I want to use Python libraries to create UDF functions in Redshift, specifically ua-parser library.
Process of using custom Python libraries on Redshift is described here http://docs.aws.amazon.com/redshift/latest/dg/r_CREATE_LIBRARY.html
In order to get the library with all dependencies, I used PipLibraryInstaller, by aws labs, which should put all the dependent libraries on S3, same as regular pip command.
But I cannot make ua-parser library work with this command.

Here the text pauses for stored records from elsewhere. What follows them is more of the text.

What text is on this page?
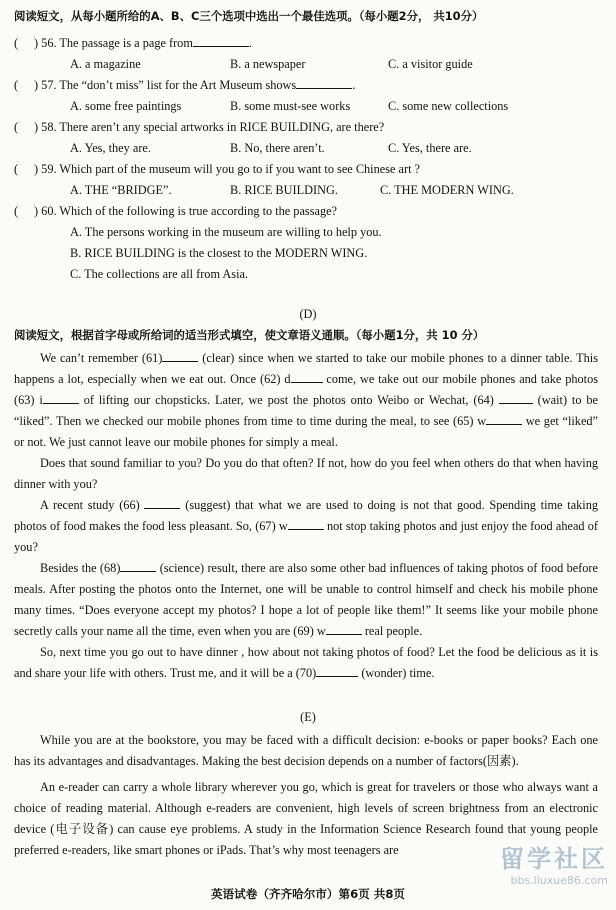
阅读短文，从每小题所给的A、B、C三个选项中选出一个最佳选项。（每小题2分， 共10分）
( ) 56. The passage is a page from	.
A. a magazine	B. a newspaper	C. a visitor guide
( ) 57. The “don’t miss” list for the Art Museum shows	.
A. some free paintings	B. some must-see works	C. some new collections
( ) 58. There aren’t any special artworks in RICE BUILDING, are there?
A. Yes, they are.	B. No, there aren’t.	C. Yes, there are.
( ) 59. Which part of the museum will you go to if you want to see Chinese art ?
A. THE “BRIDGE”.	B. RICE BUILDING.	C. THE MODERN WING.
( ) 60. Which of the following is true according to the passage?
A. The persons working in the museum are willing to help you.
B. RICE BUILDING is the closest to the MODERN WING.
C. The collections are all from Asia.
(D)
阅读短文，根据首字母或所给词的适当形式填空，使文章语义通顺。（每小题1分，共 10 分）

We can’t remember (61)	(clear) since when we started to take our mobile phones to a dinner table. This happens a lot, especially when we eat out. Once (62) d	come, we take out our mobile phones and take photos (63) i	of lifting our chopsticks. Later, we post the photos onto Weibo or Wechat, (64)	(wait) to be “liked”. Then we checked our mobile phones from time to time during the meal, to see (65) w	we get “liked” or not. We just cannot leave our mobile phones for simply a meal.

Does that sound familiar to you? Do you do that often? If not, how do you feel when others do that when having dinner with you?

A recent study (66)	(suggest) that what we are used to doing is not that good. Spending time taking photos of food makes the food less pleasant. So, (67) w	not stop taking photos and just enjoy the food ahead of you?

Besides the (68)	(science) result, there are also some other bad influences of taking photos of food before meals. After posting the photos onto the Internet, one will be unable to control himself and check his mobile phone many times. “Does everyone accept my photos? I hope a lot of people like them!” It seems like your mobile phone secretly calls your name all the time, even when you are (69) w	real people.

So, next time you go out to have dinner , how about not taking photos of food? Let the food be delicious as it is and share your life with others. Trust me, and it will be a (70)	(wonder) time.

(E)

While you are at the bookstore, you may be faced with a difficult decision: e-books or paper books? Each one has its advantages and disadvantages. Making the best decision depends on a number of factors(因素).

An e-reader can carry a whole library wherever you go, which is great for travelers or those who always want a choice of reading material. Although e-readers are convenient, high levels of screen brightness from an electronic device (电子设备) can cause eye problems. A study in the Information Science Research found that young people preferred e-readers, like smart phones or iPads. That’s why most teenagers are	留学社区
bbs.liuxue86.com
英语试卷（齐齐哈尔市）第6页 共8页
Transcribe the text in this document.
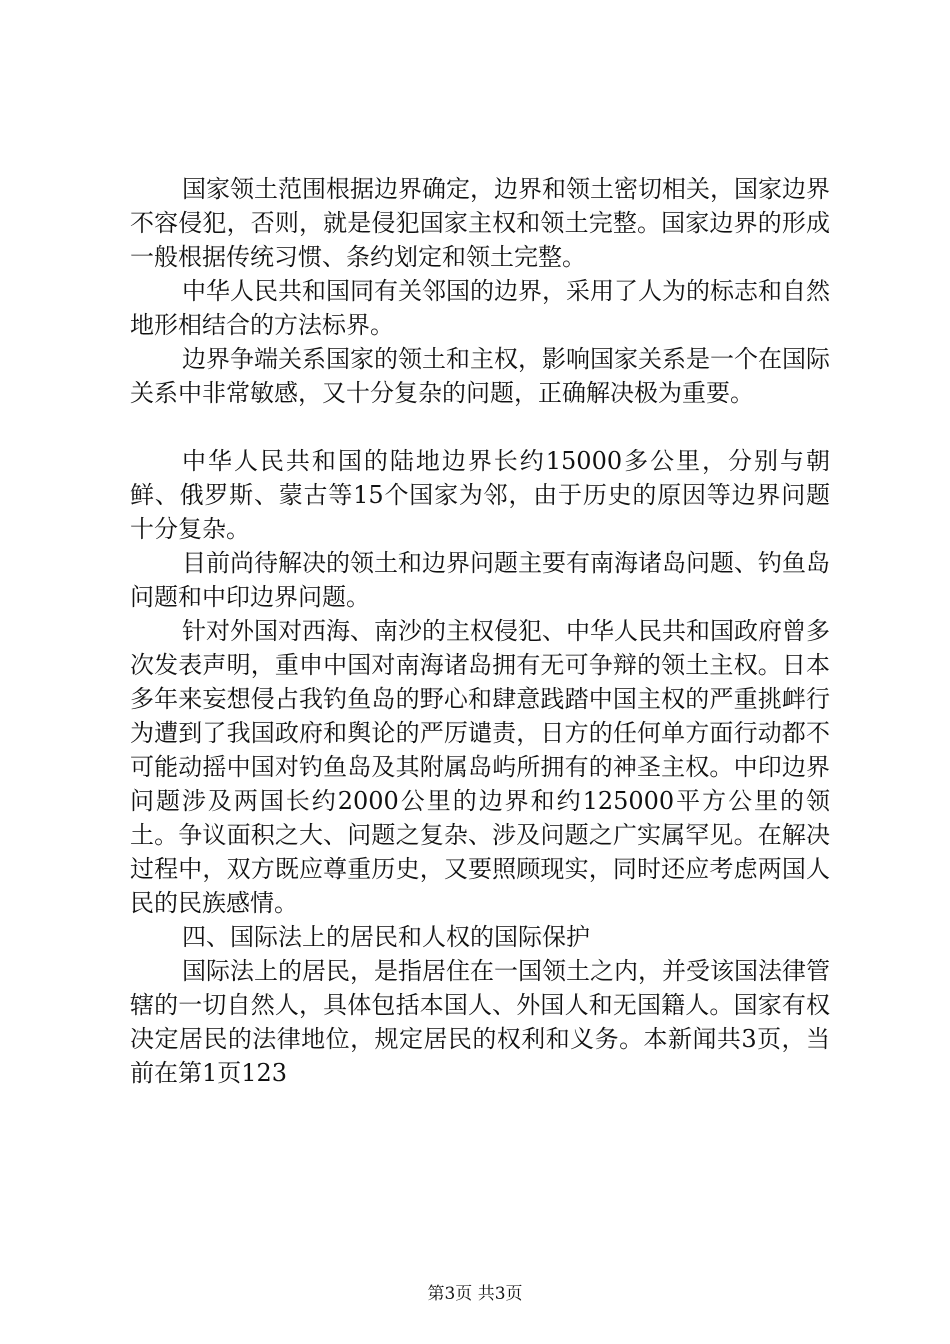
国家领土范围根据边界确定，边界和领土密切相关，国家边界不容侵犯，否则，就是侵犯国家主权和领土完整。国家边界的形成一般根据传统习惯、条约划定和领土完整。

中华人民共和国同有关邻国的边界，采用了人为的标志和自然地形相结合的方法标界。

边界争端关系国家的领土和主权，影响国家关系是一个在国际关系中非常敏感，又十分复杂的问题，正确解决极为重要。

中华人民共和国的陆地边界长约15000多公里，分别与朝鲜、俄罗斯、蒙古等15个国家为邻，由于历史的原因等边界问题十分复杂。

目前尚待解决的领土和边界问题主要有南海诸岛问题、钓鱼岛问题和中印边界问题。

针对外国对西海、南沙的主权侵犯、中华人民共和国政府曾多次发表声明，重申中国对南海诸岛拥有无可争辩的领土主权。日本多年来妄想侵占我钓鱼岛的野心和肆意践踏中国主权的严重挑衅行为遭到了我国政府和舆论的严厉谴责，日方的任何单方面行动都不可能动摇中国对钓鱼岛及其附属岛屿所拥有的神圣主权。中印边界问题涉及两国长约2000公里的边界和约125000平方公里的领土。争议面积之大、问题之复杂、涉及问题之广实属罕见。在解决过程中，双方既应尊重历史，又要照顾现实，同时还应考虑两国人民的民族感情。

四、国际法上的居民和人权的国际保护

国际法上的居民，是指居住在一国领土之内，并受该国法律管辖的一切自然人，具体包括本国人、外国人和无国籍人。国家有权决定居民的法律地位，规定居民的权利和义务。本新闻共3页，当前在第1页123

第3页 共3页
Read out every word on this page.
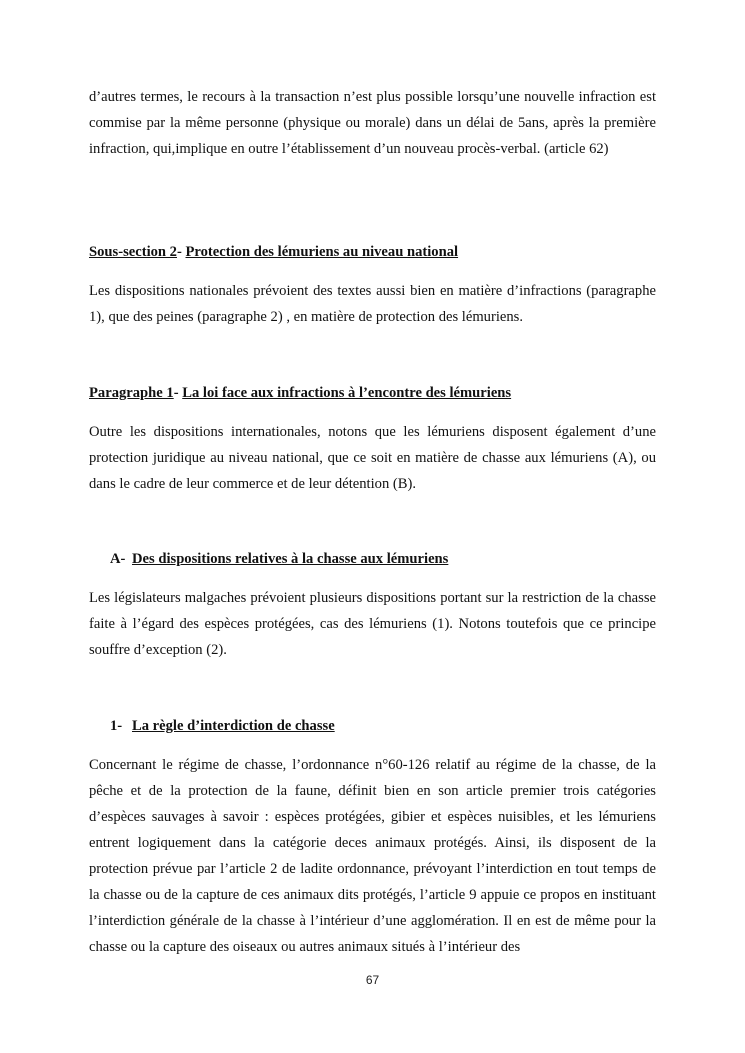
d’autres termes, le recours à la transaction n’est plus possible lorsqu’une nouvelle infraction est commise par la même personne (physique ou morale) dans un délai de 5ans, après la première infraction, qui,implique en outre l’établissement d’un nouveau procès-verbal. (article 62)

Sous-section 2- Protection des lémuriens au niveau national

Les dispositions nationales prévoient des textes aussi bien en matière d’infractions (paragraphe 1), que des peines (paragraphe 2) , en matière de protection des lémuriens.

Paragraphe 1- La loi face aux infractions à l’encontre des lémuriens

Outre les dispositions internationales, notons que les lémuriens disposent également d’une protection juridique au niveau national, que ce soit en matière de chasse aux lémuriens (A), ou dans le cadre de leur commerce et de leur détention (B).

A- Des dispositions relatives à la chasse aux lémuriens

Les législateurs malgaches prévoient plusieurs dispositions portant sur la restriction de la chasse faite à l’égard des espèces protégées, cas des lémuriens (1). Notons toutefois que ce principe souffre d’exception (2).

1- La règle d’interdiction de chasse

Concernant le régime de chasse, l’ordonnance n°60-126 relatif au régime de la chasse, de la pêche et de la protection de la faune, définit bien en son article premier trois catégories d’espèces sauvages à savoir : espèces protégées, gibier et espèces nuisibles, et les lémuriens entrent logiquement dans la catégorie deces animaux protégés. Ainsi, ils disposent de la protection prévue par l’article 2 de ladite ordonnance, prévoyant l’interdiction en tout temps de la chasse ou de la capture de ces animaux dits protégés, l’article 9 appuie ce propos en instituant l’interdiction générale de la chasse à l’intérieur d’une agglomération. Il en est de même pour la chasse ou la capture des oiseaux ou autres animaux situés à l’intérieur des

67
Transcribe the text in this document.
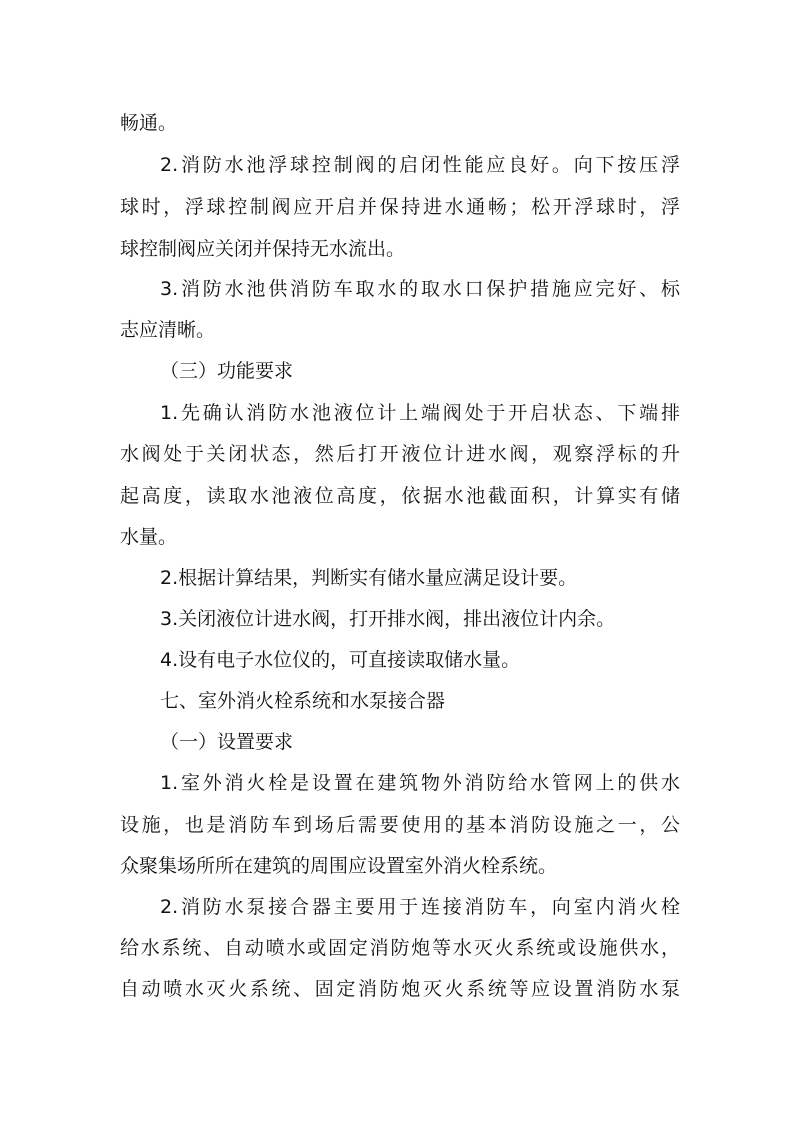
畅通。
2.消防水池浮球控制阀的启闭性能应良好。向下按压浮
球时，浮球控制阀应开启并保持进水通畅；松开浮球时，浮
球控制阀应关闭并保持无水流出。
3.消防水池供消防车取水的取水口保护措施应完好、标
志应清晰。
（三）功能要求
1.先确认消防水池液位计上端阀处于开启状态、下端排
水阀处于关闭状态，然后打开液位计进水阀，观察浮标的升
起高度，读取水池液位高度，依据水池截面积，计算实有储
水量。
2.根据计算结果，判断实有储水量应满足设计要。
3.关闭液位计进水阀，打开排水阀，排出液位计内余。
4.设有电子水位仪的，可直接读取储水量。
七、室外消火栓系统和水泵接合器
（一）设置要求
1.室外消火栓是设置在建筑物外消防给水管网上的供水
设施，也是消防车到场后需要使用的基本消防设施之一，公
众聚集场所所在建筑的周围应设置室外消火栓系统。
2.消防水泵接合器主要用于连接消防车，向室内消火栓
给水系统、自动喷水或固定消防炮等水灭火系统或设施供水，
自动喷水灭火系统、固定消防炮灭火系统等应设置消防水泵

I created and uploaded lib to S3 using following command
./installPipModuleAsRedshiftLibrary.sh -m ua-parser -s s3://bucket_location -r region_name
I then used following command to create the library
CREATE OR REPLACE LIBRARY ua_parser
LANGUAGE plpythonu
from 's3://bucket/ua-parser.zip'
WITH CREDENTIALS AS 'aws_access_key_id=AWS_key;aws_secret_access_key=secret_key'
region 'region_name'
Then I created function:
create function f_user_agent_parse (user_agent varchar) returns varchar IMMUTABLE
as $$
from ua_parser import user_agent_parser as parser
parsed_string = parser.Parse(user_agent)
return type(parsed_string)
$$
language plpythonu;
When I try to execute the following:
select f_user_agent_parse('facebookexternalhit/1.1 (+http://www.facebook.com/externalhit_uatext.php)') as s
I get the following error:
ERROR: XX000: ImportError: No module named _regexes. Please look at svl_udf_log for more information
It looks like regexes is not within the library. But, when I downloaded lib from S3, and looked into it, I see following files:
What is the problem here? Im I doing something wring or there is a problem with the library?